Using multiprocessing with runpy

I have a Python module that uses multiprocessing. I'm executing this module from another script with runpy. However, this results in (1) the module running twice, and (2) the multiprocessing jobs never finish (the script just hangs).

In my minimal working example, I have a script runpy_test.py:

import runpy
runpy.run_module('module_test')

and a directory module_test containing an empty __init__.py and a __main__.py:

from multiprocessing import Pool

print 'start'
def f(x):
    return x*x
pool = Pool()
result = pool.map(f, [1,2,3])
print 'done'

When I run runpy_test.py, I get:

start
start

and the script hangs.

If I remove the pool.map call (or if I run __main__.py directly, including the pool.map call), I get:

start
done

I'm running this on Scientific Linux 7.6 in Python 2.7.5.

Solution

Rewrite your __main__.py like so:

from multiprocessing import Pool
from .implementation import f

print 'start'
pool = Pool()
result = pool.map(f, [1,2,3])
print 'done'

And then write an implementation.py (you can call this whatever you want) in which your function is defined:

def f(x):
    return x*x

Otherwise you will have the same problem with most interfaces in multiprocessing, and independently of using runpy.

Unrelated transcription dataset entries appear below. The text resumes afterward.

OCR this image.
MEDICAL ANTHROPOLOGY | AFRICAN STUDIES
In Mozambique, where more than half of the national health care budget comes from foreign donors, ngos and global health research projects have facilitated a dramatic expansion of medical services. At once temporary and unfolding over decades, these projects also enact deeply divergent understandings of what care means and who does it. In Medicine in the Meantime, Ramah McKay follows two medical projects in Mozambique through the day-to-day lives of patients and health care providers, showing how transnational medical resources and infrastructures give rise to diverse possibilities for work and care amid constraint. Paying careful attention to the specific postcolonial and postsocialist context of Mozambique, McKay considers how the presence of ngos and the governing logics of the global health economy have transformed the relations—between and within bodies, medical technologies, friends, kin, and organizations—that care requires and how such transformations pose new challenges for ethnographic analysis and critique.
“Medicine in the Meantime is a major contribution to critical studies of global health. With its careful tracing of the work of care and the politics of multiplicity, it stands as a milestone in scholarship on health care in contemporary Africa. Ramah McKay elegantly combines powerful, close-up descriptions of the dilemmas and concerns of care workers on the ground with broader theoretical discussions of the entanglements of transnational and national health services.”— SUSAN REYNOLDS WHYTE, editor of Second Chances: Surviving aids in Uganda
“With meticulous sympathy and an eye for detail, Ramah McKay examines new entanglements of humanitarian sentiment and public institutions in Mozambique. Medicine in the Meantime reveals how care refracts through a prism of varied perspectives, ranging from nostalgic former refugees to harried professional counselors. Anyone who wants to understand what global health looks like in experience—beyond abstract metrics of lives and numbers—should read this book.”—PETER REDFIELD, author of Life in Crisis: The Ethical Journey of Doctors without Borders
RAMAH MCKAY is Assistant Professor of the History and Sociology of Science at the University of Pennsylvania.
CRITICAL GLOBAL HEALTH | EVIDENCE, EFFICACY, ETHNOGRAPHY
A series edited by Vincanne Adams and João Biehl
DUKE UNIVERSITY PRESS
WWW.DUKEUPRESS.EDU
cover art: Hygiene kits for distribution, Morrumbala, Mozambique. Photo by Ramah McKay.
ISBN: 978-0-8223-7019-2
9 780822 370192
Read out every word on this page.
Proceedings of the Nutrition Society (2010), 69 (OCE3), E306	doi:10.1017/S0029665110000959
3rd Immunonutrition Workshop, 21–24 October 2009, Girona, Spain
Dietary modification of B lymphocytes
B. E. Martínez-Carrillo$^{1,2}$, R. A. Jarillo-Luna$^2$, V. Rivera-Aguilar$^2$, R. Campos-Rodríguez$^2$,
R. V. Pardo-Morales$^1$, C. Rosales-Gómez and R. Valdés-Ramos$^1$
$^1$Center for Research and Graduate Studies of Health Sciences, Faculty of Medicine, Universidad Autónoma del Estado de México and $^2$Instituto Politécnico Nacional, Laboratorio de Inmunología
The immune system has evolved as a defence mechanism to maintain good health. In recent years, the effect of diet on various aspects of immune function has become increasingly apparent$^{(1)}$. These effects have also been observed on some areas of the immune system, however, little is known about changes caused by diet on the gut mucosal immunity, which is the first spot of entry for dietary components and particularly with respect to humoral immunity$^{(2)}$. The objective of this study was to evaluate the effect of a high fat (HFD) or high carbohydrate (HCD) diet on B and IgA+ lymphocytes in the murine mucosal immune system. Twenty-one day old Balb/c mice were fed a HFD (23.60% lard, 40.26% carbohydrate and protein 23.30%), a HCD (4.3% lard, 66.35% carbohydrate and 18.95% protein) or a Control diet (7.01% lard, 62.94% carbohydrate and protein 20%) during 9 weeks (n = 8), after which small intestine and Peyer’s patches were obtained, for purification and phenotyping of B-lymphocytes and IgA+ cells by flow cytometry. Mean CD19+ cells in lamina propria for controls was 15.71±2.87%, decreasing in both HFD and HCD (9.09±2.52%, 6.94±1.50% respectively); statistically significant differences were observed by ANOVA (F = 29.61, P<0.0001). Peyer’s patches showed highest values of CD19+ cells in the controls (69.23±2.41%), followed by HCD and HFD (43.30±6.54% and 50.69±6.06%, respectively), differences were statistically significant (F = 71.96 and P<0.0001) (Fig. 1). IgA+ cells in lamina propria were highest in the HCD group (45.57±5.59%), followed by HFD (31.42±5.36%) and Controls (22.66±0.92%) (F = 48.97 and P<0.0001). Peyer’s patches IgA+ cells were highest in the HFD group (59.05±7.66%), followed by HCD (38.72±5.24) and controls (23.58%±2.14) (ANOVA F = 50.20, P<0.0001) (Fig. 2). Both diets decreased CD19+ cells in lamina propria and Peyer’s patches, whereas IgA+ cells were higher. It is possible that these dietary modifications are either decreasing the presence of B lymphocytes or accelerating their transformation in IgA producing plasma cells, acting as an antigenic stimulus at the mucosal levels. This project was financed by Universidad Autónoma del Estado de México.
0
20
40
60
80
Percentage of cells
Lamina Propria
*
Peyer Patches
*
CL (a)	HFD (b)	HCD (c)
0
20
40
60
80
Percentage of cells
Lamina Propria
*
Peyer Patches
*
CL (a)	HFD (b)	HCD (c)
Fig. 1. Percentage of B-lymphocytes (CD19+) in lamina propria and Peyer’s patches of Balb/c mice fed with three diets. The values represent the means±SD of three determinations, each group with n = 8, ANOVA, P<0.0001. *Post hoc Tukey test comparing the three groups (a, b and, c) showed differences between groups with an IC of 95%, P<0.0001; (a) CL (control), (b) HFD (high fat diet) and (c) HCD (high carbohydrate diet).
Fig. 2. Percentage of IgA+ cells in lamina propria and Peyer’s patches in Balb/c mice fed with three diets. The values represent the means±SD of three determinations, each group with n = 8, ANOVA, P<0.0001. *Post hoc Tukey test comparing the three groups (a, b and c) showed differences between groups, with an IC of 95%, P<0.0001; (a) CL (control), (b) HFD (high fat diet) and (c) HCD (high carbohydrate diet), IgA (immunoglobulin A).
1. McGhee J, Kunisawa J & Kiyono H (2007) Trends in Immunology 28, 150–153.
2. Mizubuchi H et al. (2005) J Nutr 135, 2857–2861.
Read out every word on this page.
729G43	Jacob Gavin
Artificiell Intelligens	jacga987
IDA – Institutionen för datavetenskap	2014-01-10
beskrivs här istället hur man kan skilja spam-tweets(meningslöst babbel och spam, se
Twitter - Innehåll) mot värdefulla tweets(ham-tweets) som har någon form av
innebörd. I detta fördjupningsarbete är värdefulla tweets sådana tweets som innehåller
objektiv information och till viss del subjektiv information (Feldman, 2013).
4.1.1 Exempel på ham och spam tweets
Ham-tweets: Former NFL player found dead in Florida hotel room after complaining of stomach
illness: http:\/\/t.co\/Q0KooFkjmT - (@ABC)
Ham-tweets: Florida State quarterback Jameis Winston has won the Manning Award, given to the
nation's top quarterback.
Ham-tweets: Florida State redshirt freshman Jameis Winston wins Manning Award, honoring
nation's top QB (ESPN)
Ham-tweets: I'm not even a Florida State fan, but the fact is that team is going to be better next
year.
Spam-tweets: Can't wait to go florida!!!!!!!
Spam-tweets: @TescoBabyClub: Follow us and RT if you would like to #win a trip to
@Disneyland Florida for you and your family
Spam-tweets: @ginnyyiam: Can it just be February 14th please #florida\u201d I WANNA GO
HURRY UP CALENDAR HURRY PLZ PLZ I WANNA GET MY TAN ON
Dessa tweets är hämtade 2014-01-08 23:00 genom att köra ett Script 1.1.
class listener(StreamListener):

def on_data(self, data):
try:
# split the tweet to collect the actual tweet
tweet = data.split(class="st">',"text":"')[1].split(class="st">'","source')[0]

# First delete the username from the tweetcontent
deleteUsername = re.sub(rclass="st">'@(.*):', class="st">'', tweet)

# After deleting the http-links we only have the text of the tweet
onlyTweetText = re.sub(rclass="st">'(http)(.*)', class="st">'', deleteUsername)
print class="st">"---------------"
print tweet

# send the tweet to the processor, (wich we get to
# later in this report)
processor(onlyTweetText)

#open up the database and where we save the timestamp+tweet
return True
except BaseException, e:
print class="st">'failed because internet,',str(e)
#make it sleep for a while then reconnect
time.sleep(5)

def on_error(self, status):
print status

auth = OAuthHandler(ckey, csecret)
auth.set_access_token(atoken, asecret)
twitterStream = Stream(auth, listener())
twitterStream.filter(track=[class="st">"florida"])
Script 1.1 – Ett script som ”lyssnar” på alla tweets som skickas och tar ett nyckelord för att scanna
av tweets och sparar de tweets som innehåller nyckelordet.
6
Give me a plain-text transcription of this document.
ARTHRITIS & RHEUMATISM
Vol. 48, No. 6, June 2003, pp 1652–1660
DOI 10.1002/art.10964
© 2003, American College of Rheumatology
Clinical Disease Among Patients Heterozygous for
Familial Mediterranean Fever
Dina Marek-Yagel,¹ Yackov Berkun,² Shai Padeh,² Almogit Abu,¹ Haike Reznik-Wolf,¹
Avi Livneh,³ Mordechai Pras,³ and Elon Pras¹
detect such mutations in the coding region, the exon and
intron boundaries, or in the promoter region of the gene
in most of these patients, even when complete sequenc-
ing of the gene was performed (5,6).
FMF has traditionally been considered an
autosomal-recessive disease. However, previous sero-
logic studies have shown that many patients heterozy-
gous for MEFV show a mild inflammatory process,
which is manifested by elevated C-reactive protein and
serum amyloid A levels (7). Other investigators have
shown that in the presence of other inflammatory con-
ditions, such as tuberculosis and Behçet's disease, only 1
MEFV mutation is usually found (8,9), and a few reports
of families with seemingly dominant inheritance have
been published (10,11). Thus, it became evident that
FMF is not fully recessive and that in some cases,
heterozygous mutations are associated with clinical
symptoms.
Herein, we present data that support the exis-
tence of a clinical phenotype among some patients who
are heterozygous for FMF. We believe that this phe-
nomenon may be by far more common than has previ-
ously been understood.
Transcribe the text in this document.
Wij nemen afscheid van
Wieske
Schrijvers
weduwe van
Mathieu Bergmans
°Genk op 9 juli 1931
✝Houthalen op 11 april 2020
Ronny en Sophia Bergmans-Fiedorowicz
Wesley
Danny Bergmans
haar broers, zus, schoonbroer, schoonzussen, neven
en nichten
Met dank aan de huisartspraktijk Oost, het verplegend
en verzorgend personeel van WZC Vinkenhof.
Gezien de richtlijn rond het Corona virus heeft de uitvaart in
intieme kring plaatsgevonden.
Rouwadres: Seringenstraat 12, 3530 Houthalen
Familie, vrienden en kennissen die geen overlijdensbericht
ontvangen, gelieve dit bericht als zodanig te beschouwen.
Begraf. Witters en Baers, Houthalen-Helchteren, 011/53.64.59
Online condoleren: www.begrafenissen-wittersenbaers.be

As @Weeble explained, when Pool.map tries to load the function f in each sub-process it will import <your_package>.__main__ where your function is defined, but since you have executable code at module-level in __main__ it will be re-executed by the sub-process.

Aside from this technical reason, this is also better design in terms of separation of concerns and testing. Now you can easily import and call (including for test purposes) the function f without running it in parallel.